Carl
Level 15

Get your taxes done using TurboTax

You'll report the sale under the Personal Income tab, Less Common Income section, Sale of Home (Gain or Loss).

Understand that since it was your primary residence for the "last" two years you owned it, not all of your gain will be tax exempt. But a good portion of it will be. You will "really" need to pay attention to the small print as you work this through so that you make the correct selections.

Also, you will need the IRS Form 4562's from the last year you reported this property as a rental. There are two 4562's for the property and you will need them both. They print in landscape format and one is titled "Depreciation and Amortization Report" and the other is "Alternative Minimum Tax Depreciation Report". Without both of those forms from the last year you reported rental income for the property on SCH E, you will not be able to "correctly" report this sale.

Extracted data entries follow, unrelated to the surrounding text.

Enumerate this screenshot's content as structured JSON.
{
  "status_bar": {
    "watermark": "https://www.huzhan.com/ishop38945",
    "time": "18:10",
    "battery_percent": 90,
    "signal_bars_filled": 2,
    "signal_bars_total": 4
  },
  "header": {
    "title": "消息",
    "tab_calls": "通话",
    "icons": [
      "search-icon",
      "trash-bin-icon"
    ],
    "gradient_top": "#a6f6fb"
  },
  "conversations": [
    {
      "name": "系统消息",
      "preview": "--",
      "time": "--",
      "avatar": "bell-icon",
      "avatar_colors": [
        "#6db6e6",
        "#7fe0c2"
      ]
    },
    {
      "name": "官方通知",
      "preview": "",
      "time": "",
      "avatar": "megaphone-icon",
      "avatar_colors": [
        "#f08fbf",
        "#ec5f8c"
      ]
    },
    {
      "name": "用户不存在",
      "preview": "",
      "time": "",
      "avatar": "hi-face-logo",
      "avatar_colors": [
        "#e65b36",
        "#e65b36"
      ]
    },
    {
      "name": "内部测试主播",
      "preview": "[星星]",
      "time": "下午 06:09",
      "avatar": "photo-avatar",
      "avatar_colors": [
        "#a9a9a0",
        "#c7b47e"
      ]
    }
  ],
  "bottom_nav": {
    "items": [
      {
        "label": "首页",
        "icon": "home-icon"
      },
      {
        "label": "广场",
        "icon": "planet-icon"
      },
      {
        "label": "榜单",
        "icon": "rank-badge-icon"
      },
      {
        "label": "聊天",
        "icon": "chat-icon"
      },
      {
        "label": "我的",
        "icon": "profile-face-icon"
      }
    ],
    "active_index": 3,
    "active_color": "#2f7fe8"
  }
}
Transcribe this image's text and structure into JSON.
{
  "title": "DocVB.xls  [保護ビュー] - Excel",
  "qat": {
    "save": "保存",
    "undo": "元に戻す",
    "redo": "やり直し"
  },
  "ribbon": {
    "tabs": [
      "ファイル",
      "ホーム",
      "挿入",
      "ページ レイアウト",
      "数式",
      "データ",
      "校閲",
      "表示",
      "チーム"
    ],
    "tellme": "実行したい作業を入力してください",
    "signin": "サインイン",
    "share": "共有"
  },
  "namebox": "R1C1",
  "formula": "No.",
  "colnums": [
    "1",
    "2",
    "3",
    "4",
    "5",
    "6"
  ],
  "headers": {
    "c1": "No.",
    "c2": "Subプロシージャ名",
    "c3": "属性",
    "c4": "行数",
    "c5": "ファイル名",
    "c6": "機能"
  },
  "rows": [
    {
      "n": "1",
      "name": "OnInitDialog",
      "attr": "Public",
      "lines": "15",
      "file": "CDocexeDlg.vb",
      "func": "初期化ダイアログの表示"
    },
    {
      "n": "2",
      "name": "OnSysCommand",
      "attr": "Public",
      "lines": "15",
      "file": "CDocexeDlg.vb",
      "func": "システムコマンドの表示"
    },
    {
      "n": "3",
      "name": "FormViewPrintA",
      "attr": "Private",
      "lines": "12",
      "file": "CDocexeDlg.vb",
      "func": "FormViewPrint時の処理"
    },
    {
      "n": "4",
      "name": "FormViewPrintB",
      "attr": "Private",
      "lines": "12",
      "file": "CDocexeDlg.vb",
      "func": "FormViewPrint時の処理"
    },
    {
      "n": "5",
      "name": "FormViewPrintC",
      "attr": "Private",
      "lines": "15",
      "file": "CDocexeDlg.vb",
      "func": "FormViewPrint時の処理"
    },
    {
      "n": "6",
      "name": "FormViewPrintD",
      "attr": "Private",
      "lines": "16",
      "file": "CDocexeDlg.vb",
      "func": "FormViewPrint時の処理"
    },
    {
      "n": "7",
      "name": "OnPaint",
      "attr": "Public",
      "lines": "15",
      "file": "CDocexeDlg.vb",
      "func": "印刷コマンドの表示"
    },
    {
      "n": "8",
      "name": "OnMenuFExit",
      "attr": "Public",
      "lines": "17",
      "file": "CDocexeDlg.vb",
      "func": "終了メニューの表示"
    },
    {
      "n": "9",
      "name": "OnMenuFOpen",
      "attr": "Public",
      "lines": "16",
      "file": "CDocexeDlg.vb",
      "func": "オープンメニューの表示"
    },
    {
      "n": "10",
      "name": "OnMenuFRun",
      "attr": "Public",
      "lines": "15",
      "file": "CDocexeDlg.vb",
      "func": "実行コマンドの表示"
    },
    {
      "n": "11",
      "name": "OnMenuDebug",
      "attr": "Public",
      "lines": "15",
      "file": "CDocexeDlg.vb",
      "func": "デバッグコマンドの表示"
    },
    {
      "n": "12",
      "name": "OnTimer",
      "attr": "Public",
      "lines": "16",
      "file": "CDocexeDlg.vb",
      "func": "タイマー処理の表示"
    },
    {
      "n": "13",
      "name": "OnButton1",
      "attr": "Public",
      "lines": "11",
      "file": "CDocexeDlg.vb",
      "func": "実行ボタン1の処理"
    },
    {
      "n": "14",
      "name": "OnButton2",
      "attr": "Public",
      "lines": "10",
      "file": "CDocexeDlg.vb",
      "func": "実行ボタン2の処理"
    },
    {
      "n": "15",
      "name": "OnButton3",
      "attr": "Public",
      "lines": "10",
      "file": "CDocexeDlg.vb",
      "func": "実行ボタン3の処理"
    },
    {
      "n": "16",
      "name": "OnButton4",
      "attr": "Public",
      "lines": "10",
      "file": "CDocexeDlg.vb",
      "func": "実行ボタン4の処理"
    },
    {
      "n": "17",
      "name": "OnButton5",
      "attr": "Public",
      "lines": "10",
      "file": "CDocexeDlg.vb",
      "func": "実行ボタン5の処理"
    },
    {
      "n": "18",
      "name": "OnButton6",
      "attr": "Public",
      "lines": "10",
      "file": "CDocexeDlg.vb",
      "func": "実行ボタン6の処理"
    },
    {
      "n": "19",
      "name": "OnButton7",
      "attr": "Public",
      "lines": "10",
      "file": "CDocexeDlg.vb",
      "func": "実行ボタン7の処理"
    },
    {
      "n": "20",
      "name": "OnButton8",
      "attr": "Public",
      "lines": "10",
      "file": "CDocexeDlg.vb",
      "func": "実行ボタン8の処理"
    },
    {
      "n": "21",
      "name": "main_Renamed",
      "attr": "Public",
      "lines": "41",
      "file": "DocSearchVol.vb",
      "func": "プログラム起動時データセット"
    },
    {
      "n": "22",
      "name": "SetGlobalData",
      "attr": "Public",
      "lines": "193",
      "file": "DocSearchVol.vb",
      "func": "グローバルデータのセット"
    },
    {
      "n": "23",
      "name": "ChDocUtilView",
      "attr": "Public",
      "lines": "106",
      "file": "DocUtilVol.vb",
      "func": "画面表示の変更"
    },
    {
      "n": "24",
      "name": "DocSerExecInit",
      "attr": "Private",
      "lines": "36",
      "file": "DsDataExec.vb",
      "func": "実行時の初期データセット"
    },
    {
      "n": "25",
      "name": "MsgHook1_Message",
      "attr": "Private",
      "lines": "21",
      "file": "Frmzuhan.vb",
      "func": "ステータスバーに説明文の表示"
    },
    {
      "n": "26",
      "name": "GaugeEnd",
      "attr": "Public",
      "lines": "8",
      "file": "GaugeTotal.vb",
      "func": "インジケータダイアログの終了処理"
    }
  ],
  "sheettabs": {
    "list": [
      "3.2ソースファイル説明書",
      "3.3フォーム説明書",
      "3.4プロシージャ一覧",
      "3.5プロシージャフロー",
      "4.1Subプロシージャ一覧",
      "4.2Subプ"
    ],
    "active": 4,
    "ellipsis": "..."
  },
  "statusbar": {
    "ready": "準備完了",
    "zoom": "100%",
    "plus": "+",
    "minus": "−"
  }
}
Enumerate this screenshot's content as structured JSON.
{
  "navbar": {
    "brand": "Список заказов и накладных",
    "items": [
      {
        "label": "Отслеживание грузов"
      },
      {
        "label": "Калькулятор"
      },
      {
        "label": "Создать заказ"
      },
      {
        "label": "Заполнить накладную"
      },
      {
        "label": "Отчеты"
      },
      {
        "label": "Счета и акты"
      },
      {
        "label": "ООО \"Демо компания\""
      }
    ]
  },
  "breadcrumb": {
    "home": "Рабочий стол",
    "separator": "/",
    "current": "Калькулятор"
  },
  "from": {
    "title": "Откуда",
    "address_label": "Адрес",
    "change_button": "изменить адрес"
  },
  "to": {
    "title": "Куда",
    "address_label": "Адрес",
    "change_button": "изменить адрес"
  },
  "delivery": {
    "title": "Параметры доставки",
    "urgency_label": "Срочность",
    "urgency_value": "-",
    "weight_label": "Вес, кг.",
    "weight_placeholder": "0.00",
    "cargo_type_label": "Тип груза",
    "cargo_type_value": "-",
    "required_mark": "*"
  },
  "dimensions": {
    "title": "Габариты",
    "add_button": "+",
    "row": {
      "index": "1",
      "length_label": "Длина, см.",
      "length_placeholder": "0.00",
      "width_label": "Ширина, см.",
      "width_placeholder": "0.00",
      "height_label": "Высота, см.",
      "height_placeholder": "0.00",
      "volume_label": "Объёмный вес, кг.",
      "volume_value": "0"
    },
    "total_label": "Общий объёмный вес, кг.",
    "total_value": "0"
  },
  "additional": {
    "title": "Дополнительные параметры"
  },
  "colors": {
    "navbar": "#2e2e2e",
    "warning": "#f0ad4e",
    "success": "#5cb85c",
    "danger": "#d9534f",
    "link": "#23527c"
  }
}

Also, as you work this through there is one screen that will have a high probability of confusing you.  The screen asks, 'Did you use this home for anything other than your primary home?" Then the small print under that can lead to confusion. particularly the "note" can confuse you. TO clarify, you did "NOT" use this home for anything ***AFTER*** it was no longer your primary residence, because you no longer owned the home after it was your primary residence. So on this screen you will select YES to indicate that you *DID* use the home for other than your primary residence for a period of time ***AFTER*** 2008.

That period of time after 2008 or after you purchased it (whichever is alter) is "unqualified use". So when asked for the number of days of unqualified use, your day count will start on the latter of:

- Jan 1 2009 if you purchased the property *before* that date or

- The day you closed on the sale if you purchased the property after Jan 1 2009.